SpaceX (SPCX) shares may have tumbled in recent sessions, but Oppenheimer remains convinced that the space infrastructure and AI giant is poised for significant upside as the year unfolds.

In a research note this morning, analyst Timothy Horan touted SPCX’s recent acquisition of Cursor – an artificial intelligence coding firm – which he believes could drive the stock to a high of $250 by year-end.
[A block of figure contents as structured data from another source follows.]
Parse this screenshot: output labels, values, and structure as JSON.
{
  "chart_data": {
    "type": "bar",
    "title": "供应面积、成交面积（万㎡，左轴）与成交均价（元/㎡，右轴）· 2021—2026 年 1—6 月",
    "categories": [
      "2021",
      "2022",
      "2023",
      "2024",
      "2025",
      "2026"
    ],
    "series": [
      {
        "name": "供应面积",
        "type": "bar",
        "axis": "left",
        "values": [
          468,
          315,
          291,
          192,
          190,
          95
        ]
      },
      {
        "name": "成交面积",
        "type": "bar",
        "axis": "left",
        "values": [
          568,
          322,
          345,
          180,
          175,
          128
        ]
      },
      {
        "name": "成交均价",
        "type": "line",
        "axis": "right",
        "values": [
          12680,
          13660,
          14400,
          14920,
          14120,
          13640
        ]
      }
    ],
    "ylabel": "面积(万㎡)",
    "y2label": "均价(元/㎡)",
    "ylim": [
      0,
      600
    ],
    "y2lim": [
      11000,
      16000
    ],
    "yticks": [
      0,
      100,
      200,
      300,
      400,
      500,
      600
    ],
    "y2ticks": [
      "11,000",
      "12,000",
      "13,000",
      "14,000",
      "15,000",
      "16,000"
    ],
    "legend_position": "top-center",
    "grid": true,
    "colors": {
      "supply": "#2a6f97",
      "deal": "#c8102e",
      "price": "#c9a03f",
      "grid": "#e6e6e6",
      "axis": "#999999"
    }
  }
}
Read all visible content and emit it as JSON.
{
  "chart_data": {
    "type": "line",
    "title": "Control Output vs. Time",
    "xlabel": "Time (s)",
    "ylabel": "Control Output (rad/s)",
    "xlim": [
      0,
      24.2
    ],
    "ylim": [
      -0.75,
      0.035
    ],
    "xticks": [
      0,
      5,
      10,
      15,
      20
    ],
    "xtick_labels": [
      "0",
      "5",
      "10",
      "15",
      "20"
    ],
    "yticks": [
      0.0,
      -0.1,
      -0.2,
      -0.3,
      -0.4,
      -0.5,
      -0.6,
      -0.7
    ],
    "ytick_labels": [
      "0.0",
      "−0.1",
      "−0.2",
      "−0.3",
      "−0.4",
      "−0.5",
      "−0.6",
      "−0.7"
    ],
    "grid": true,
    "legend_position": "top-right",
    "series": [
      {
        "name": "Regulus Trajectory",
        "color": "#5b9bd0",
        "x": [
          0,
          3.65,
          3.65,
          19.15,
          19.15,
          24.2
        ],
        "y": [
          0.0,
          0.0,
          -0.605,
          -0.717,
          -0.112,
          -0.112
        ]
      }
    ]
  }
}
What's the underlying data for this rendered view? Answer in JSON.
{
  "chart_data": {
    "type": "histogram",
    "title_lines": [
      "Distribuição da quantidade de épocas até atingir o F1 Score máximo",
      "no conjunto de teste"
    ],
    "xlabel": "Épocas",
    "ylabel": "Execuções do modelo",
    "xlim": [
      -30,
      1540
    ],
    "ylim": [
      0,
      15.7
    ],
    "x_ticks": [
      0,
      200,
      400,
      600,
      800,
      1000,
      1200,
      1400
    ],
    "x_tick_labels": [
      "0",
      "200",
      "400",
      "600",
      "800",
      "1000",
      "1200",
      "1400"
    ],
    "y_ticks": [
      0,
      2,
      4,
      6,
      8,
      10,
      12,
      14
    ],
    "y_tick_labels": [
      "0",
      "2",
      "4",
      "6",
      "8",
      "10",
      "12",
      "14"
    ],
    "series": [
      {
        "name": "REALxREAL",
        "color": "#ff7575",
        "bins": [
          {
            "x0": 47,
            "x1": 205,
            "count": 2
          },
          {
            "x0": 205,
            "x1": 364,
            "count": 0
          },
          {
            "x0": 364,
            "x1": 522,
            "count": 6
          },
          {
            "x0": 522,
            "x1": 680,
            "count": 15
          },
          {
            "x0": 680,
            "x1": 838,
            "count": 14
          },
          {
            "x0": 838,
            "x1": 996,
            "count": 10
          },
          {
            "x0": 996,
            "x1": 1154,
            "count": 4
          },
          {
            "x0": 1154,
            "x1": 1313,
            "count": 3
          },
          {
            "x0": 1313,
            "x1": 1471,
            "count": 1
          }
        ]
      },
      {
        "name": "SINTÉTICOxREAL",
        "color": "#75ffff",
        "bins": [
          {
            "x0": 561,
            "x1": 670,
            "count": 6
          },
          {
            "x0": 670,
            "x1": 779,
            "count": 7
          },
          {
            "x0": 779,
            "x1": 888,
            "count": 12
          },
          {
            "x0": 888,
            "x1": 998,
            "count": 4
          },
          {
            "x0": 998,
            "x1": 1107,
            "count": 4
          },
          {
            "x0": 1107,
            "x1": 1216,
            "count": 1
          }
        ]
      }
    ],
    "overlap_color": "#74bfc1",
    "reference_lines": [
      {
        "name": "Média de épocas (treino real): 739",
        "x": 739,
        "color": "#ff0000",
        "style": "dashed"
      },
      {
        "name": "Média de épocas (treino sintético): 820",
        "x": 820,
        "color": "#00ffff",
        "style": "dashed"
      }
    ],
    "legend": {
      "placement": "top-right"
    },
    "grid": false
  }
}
Horan’s bullish call is particularly significant given that SpaceX stock, despite the recent dip, is already trading up some 25% versus its IPO price at the time of writing.

What would be SpaceX’s market cap at $250 per share

If SPCX does indeed hit $250 as Oppenheimer believes, its market cap would soar past $3.2 trillion – effectively becoming the world’s fourth largest company by market cap.

Horan’s positive stance on the behemoth is primarily rooted in its recent $60 billion acquisition of Cursor.

“This deal is beneficial for both sides. Cursor gets the compute to train and inference its models – and SPCX gets the harness engineering, data, and a captive base of expert developers, rounding out its AI flywheel, and vertically integrating, which helps innovation and margins,” he wrote.

Note that the analyst’s price target signals potential upside of a whopping 40% in SPCX stock from current levels.

Why Cursor acquisition is bullish for SPCX shares

Fueling Oppenheimer’s “multi-trillion-dollar” valuation is Cursor’s explosive growth trajectory –  which directly turbocharges SpaceX’s balance sheet.

Analyst Timothy Horan notes the acquisition brings two critical assets: a massive database of over one million users and an operational software layer optimized for agentic coding tools.

This proprietary ecosystem builds a virtually irreplicable data flywheel that secures vital AI market share.

Financially, the impact is immediate. Cursor’s annual recurring revenue (ARR) has skyrocketed to a $4 billion run rate – up from just $1 billion last year – and is on track to hit $6 billion by the end of 2026.

Consequently, the investment firm aggressively revised SpaceX’s fourth-quarter AI sales estimates upward by $4 billion, now expecting a massive $8.75 billion.

Should you buy the dip in SpaceX stock today?

Oppenheimer’s updated financial models underscore a “structural shift” in how Wall Street values SpaceX.

No longer viewed simply as a satellite and aerospace pioneer, the company is rapidly solidifying its status as a core AI infrastructure juggernaut.

With the Cursor acquisition serving as a massive margin-expanding catalyst, SPCX shares’ recent pullback may offer a compelling entry point for growth-oriented investors.

As the $60 billion integration rounds out its vertical technology stack, all eyes remain on SpaceX’s execution through the back half of the year.

All in all, if Horan’s aggressive $250 price target materializes, SPCX is well-positioned to rewrite market cap records and cement its position among the world’s elite trillion-dollar tech titans.